Many investors doubt the Maduro government has the wherewithal for an orderly restructuring. However, they hope that even under a military replacement to Maduro, or a takeover by a more pragmatic camp inside the ruling party, there could be important changes. An IMF-led restructuring could allow relatively rapid improvements in economic health, given Venezuela’s low debt-to-GDP level and the possibility to offer oil warrants in exchange for bonds.

We are talking to some of the most important business groups in Venezuela about potential acquisitions in this country

Rodrigo Narajo, VIPCapital

“Few governments survive a chaotic default, so this would usually accelerate a transition in government,” says Ajata Mediratta, co-president of Greylock Capital Management in New York. “Venezuela’s bonds are trading below any rational recovery rate, given its vast natural resources.”

Rebirth

Others see a pent-up surge in deal making after a post-election shift in policy, with government food and raw material producers being privatized to tackle shortages, for example – or even a bigger and more rapid version of Mexico’s energy liberalization, to attract the investment needed to ramp up oil production. The repatriation of billions of dollars of Venezuelan savings that have been kept offshore during the Chavez and Maduro era could speed up the country’s rebirth.

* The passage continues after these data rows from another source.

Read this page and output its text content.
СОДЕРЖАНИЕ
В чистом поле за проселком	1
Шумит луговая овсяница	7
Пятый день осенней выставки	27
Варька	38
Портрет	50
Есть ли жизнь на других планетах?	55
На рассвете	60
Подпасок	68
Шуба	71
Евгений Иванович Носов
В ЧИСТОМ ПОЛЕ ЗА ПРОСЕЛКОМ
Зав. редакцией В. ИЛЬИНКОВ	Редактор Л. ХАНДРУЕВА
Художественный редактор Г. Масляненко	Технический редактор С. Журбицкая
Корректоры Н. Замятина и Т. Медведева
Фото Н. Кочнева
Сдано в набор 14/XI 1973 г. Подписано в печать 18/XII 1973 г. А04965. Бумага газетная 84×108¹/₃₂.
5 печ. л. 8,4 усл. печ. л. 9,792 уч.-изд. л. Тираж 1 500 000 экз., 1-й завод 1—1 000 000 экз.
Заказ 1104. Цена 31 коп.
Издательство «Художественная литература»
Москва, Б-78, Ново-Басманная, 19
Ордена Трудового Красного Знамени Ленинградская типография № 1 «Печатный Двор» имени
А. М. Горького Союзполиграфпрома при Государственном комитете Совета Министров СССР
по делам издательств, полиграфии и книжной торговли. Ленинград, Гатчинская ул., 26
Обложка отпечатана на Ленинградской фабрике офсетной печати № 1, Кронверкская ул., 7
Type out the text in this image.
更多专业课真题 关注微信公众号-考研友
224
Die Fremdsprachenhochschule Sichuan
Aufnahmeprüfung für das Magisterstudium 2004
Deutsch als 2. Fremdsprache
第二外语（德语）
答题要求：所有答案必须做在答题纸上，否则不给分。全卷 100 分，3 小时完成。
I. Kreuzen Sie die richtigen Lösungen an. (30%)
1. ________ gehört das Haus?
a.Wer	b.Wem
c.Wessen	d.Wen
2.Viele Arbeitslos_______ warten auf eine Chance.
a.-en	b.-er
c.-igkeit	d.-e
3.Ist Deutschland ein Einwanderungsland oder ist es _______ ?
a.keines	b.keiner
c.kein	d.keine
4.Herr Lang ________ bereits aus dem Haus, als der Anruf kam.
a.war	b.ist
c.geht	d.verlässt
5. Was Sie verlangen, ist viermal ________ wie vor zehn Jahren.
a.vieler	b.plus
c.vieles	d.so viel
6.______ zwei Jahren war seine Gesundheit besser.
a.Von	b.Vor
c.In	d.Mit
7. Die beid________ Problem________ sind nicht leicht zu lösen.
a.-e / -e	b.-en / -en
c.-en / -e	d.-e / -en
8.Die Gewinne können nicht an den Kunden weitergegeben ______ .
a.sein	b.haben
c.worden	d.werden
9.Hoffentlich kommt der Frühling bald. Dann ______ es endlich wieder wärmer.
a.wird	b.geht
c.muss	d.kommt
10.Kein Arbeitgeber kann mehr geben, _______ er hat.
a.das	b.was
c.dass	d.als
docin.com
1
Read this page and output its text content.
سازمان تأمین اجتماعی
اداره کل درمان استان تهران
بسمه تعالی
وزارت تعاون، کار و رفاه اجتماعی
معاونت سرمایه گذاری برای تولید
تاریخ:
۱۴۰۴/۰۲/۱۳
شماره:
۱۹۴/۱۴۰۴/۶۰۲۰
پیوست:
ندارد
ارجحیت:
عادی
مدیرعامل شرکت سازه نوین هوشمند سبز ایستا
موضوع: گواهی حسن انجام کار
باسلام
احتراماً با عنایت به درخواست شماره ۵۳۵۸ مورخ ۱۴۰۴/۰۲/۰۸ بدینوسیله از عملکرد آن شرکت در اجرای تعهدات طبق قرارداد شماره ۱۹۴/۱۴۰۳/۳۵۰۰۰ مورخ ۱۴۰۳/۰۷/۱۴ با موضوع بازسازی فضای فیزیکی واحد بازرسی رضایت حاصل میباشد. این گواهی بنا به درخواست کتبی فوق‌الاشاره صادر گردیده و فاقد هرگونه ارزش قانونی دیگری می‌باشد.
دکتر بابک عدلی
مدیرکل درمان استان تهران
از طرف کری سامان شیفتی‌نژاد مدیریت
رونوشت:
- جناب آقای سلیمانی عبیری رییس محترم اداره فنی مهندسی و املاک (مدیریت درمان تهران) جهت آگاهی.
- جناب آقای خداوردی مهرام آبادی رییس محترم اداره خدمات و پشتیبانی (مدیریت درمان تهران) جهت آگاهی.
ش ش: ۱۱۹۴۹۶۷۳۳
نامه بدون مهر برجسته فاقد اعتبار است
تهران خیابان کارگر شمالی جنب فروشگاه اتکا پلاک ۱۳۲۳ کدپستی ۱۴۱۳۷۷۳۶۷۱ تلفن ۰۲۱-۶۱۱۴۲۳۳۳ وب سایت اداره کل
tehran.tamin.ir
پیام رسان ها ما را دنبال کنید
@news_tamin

Rodrigo Naranjo, partner at Caracas-based investment bank VIPCapital, says his bank has had more enquires this year from clients looking to acquire other business in Venezuela than at any other time in the past eight years. A former banker at JPMorgan and ABN Amro, Naranjo says the interest is from Venezuelan family groups, which were in existence long before Chavez came to power.

“We are talking to some of the most important business groups in Venezuela about potential acquisitions in this country,” says Naranjo. He adds that other Latin American groups, and eventually European and US buyers, could follow.